前面的源码分析由于沿着方法调用跟踪,还有部分类及接口未来得及分析,这里要说的是LoadManagerFactory接口与LoadManager接口及相关类等,先浏览一下UML模型图:

企业搜索引擎开发之连接器connector(十一)

这里又是工厂模式,这里的LoadManagerFactory接口及实现类HostLoadManagerFactory源码我就不贴出来了

下面分析LoadManager接口源码:

/**

 * Interface for a {@link LoadManager} implementations.

 */

public interface LoadManager extends BatchResultRecorder {

  /**

   * Sets the target load value.

   *

   * @param load

   */

  public void setLoad(int load);



  /**

   * Sets the measurement period in seconds.

   *

   * @param period in seconds

   */

  public void setPeriod(int period);



  /**

   * Sets the target batch size - the optimal number of documents to

   * return in an unconstrained traversal batch.

   *

   * @param batchSize the target batchSize to set.

   */

  public void setBatchSize(int batchSize);



  /**

   * Determine how many documents to be recommended to be traversed.  This

   * number is based on the max feed rate for the connector instance as well

   * as the load determined based on recently recorded results.

   *

   * @return BatchSize hint and constraint to the number of documents traverser

   *         should traverse

   */

  public BatchSize determineBatchSize();



  /**

   * Records the supplied {@link BatchResult} to be used against the load.

   *

   * @param batchResult a BatchResult

   */

  public void recordResult(BatchResult batchResult);



  /**

   * Returns true the the caller should delay processing in order to

   * maintain the target load management.

   */

  public boolean shouldDelay();

}

 

该接口主要是用来控制连接器调度的批次大小、记录返回的统计信息、执行时间以及控制是否延迟等

下面是实现类HostLoadManager源码:

/**

 *  Keeps track of the load for each connector instance as well as supplies

 *  batchHint to indicate how many docs to allow to be traversed by traverser.

 */

/* @NotThreadSafe */

/* @GuardedBy("ConnectorCoordinatorImpl") */

public class HostLoadManager implements LoadManager {

  private static final Logger LOGGER =

      Logger.getLogger(HostLoadManager.class.getName());



  private static final long MINUTE_IN_MILLIS = 60 * 1000L;



  /**

   * Cache containing the last few {@link BatchResult} traversal results for

   * the connector.  The results returned by recent traversals are used to

   * calculate the optimum size for the next traversal batch to maintain the

   * configured host load.

   */

  private LinkedList<BatchResult> batchResults = new LinkedList<BatchResult>();



  /**

   * The optimal number of documents for each Traversal to return.

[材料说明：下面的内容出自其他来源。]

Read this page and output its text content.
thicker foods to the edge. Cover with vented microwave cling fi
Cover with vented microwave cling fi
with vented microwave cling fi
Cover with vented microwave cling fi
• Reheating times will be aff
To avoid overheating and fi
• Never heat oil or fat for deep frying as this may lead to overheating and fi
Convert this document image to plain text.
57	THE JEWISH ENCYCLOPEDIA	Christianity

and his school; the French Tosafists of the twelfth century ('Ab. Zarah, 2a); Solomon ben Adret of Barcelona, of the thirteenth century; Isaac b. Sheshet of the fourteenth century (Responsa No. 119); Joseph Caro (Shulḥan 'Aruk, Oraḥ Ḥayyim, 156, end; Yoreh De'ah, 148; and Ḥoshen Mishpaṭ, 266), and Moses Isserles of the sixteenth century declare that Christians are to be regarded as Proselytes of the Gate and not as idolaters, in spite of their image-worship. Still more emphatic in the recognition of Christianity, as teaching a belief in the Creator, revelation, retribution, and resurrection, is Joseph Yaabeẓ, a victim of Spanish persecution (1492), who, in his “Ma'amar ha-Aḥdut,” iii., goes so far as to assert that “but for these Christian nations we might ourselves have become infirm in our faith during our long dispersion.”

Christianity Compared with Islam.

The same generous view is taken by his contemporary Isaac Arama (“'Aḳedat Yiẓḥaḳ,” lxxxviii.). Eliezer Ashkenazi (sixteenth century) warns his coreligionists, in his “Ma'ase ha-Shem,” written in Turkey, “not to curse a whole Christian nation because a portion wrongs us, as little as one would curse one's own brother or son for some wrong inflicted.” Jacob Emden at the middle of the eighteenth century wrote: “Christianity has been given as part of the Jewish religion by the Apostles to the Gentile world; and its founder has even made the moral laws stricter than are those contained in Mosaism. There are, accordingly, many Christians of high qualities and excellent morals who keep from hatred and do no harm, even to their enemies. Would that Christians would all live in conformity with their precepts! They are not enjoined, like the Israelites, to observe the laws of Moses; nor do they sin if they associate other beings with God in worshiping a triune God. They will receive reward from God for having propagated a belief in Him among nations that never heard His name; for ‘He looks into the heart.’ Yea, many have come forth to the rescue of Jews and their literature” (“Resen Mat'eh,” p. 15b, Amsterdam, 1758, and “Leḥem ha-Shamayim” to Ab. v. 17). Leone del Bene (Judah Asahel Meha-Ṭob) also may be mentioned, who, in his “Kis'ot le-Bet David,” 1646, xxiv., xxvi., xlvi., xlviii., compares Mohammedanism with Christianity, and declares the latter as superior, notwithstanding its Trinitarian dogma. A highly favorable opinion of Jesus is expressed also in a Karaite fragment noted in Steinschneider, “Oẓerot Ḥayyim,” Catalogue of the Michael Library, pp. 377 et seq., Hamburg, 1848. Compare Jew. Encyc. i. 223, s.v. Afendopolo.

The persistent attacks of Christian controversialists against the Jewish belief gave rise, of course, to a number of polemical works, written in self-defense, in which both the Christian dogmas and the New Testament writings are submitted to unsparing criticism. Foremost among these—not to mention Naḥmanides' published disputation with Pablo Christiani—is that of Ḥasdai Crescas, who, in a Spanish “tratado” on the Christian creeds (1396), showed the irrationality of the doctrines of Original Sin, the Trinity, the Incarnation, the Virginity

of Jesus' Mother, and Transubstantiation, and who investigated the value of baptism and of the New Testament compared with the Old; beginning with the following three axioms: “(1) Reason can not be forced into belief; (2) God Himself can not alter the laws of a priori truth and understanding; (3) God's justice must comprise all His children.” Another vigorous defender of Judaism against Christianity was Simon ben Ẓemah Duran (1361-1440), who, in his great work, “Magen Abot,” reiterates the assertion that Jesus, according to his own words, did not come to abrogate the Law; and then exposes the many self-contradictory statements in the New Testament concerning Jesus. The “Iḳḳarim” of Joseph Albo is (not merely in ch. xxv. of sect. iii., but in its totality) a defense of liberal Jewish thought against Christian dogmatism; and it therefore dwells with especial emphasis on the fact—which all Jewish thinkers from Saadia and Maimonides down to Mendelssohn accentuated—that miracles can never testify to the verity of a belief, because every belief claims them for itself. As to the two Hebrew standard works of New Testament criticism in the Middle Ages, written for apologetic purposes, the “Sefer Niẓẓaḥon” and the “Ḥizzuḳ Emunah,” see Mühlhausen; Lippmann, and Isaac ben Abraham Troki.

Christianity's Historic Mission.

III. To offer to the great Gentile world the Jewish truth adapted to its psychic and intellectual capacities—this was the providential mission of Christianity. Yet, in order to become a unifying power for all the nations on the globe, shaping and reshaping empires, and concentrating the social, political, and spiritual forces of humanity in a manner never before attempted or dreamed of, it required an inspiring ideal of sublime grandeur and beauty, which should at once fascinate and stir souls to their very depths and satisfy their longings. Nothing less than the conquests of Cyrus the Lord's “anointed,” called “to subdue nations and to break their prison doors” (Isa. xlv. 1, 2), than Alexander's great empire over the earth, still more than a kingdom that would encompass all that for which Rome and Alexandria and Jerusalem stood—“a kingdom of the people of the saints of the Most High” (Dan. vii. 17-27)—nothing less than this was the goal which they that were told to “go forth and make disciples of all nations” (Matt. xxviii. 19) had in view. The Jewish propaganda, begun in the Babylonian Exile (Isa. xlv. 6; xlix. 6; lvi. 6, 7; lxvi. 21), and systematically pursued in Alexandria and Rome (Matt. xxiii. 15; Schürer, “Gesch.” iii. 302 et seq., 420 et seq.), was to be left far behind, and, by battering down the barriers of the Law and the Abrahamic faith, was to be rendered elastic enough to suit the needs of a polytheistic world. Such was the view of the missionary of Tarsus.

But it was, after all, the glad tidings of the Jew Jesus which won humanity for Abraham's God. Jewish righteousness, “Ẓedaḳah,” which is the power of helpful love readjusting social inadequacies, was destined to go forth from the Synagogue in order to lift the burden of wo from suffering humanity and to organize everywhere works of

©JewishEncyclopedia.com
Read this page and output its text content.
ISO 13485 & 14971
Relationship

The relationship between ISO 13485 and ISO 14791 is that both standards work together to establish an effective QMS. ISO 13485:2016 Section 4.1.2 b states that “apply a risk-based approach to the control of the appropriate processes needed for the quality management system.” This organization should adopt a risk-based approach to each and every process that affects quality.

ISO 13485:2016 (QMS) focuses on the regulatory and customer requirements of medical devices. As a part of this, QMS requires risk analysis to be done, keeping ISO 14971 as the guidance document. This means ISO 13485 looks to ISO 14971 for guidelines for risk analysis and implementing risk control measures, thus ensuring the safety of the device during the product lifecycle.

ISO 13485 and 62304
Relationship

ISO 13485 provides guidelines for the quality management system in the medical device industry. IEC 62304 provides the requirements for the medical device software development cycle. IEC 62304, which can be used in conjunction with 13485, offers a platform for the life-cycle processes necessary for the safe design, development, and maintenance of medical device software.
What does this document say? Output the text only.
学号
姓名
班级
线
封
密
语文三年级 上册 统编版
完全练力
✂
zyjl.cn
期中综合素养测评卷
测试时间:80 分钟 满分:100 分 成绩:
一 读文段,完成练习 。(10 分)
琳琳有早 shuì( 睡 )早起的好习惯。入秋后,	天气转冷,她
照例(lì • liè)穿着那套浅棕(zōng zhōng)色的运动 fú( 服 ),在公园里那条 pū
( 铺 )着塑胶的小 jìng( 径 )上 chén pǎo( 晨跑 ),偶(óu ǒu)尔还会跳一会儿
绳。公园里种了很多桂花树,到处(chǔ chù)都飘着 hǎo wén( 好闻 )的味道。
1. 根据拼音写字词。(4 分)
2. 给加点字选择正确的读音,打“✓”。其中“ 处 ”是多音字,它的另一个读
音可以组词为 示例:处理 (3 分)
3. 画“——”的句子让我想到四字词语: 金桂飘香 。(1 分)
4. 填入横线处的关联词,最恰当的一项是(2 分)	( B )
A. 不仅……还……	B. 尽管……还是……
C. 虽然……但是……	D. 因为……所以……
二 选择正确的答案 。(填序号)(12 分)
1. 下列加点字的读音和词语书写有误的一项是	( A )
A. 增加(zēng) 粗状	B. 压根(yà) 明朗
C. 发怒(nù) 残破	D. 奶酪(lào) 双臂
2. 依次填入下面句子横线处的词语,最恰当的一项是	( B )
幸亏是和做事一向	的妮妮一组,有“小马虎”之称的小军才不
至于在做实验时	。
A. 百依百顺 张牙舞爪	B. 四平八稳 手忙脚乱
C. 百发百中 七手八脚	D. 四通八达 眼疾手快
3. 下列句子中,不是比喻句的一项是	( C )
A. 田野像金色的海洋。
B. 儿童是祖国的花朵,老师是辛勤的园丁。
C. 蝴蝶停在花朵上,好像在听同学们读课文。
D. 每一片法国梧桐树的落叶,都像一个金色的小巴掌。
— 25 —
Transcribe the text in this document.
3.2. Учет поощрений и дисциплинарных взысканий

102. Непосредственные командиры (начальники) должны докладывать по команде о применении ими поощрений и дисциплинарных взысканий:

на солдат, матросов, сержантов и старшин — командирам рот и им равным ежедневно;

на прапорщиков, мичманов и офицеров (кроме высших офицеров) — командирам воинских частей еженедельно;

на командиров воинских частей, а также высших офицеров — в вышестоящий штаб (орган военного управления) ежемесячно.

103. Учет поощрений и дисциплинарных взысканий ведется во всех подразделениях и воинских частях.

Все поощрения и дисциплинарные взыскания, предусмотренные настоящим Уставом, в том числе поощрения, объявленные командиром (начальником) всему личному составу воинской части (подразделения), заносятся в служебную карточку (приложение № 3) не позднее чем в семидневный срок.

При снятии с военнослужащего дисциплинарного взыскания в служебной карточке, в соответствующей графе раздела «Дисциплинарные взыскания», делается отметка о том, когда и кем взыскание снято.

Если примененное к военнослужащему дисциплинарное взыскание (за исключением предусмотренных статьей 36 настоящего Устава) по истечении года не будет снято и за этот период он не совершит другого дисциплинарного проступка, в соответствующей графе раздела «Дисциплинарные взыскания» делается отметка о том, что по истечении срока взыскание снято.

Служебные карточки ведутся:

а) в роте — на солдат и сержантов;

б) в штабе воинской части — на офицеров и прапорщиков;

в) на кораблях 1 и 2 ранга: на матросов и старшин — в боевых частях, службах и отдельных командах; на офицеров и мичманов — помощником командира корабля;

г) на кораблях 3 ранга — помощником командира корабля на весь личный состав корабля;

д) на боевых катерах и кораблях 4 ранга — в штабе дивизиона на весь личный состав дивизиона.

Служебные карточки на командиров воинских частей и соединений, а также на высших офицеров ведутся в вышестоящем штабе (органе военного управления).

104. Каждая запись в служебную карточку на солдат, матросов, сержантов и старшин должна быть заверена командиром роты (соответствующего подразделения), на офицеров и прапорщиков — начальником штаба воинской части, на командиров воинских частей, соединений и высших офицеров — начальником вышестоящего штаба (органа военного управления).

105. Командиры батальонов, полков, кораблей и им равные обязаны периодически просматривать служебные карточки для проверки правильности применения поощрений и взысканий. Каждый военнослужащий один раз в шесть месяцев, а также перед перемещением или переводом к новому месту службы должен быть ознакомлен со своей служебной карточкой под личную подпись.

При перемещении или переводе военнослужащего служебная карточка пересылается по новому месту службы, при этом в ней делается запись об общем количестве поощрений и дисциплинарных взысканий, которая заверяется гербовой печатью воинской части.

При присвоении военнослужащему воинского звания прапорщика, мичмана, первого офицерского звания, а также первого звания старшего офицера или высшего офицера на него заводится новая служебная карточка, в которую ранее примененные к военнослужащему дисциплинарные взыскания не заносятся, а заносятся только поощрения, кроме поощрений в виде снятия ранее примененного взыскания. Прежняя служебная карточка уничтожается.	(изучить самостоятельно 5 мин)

   * Small batches (<100) incur significant per batch overhead.

   * Large batches may consume excessive local and Repository resources.

   */

  private int batchSize = 500;



  /**

   * Number of milliseconds used to measure the feed rate.

   * In particular, we try to constrain our feed rate to

   * loadFromSchedule docs per periodInMillis.  Several

   * periods worth of results may be used to keep the load

   * on target.

   *

   * By default, the HostLoadManager will use a one minute period

   * for calculating the batchSize.

   */

  private long periodInMillis = MINUTE_IN_MILLIS;



  /**

   * The load is the target number of documents per period to process.

   */

  private int load = 1000;



  /**

   * Used for determining feed backlog status.

   */

  private final FeedConnection feedConnection;



  /**

   * Used when calculating low-memory conditions.

   */

  private final FileSizeLimitInfo fileSizeLimit;

  private boolean gotLowMemory = false;

  private long lastLowMemMessage = 0L;



  /**

   * Constructor used by {@link HostLoadManagerFactory} to create a

   * {@link LoadManager} for a a connector instance.

   *

   * @param feedConnection a {@link FeedConnection}.

   * @param fileSizeLimit a {@link FileSizeLimitInfo}.

   */

  public HostLoadManager(FeedConnection feedConnection,

                         FileSizeLimitInfo fileSizeLimit) {

    this.feedConnection = feedConnection;

    this.fileSizeLimit = fileSizeLimit;

  }



  /**

   * Sets the target load in documents per period.

   *

   * @param load target load in documents per period.

   */

  /* @Override */

  public void setLoad(int load) {

    this.load = load;

  }



  /**

   * Sets the measurement period in seconds.

   *

   * @param periodInSeconds measurement period in seconds.

   */

  /* @Override */

  public void setPeriod(int periodInSeconds) {

    periodInMillis = periodInSeconds * 1000L;

  }



  /**

   * @param batchSize the target batchSize to set.

   */

  /* @Override */

  public void setBatchSize(int batchSize) {

    this.batchSize = batchSize;

  }



  /**

   * Lets HostLoadManager know how many documents have been traversed so that

   * it can properly enforce the host load.

   *

   * @param batchResult a traversal BatchResult

   */

  /* @Override */

  public void recordResult(BatchResult batchResult) {

    if (batchResult.getCountProcessed() > 0) {

      batchResults.add(0, batchResult);

    }

  }



  /**

   * Determine the approximate number of documents processed in the supplied

   * batch during the specified period.

   *

   * @param r a BatchResult

   * @param period the start of the time period in question.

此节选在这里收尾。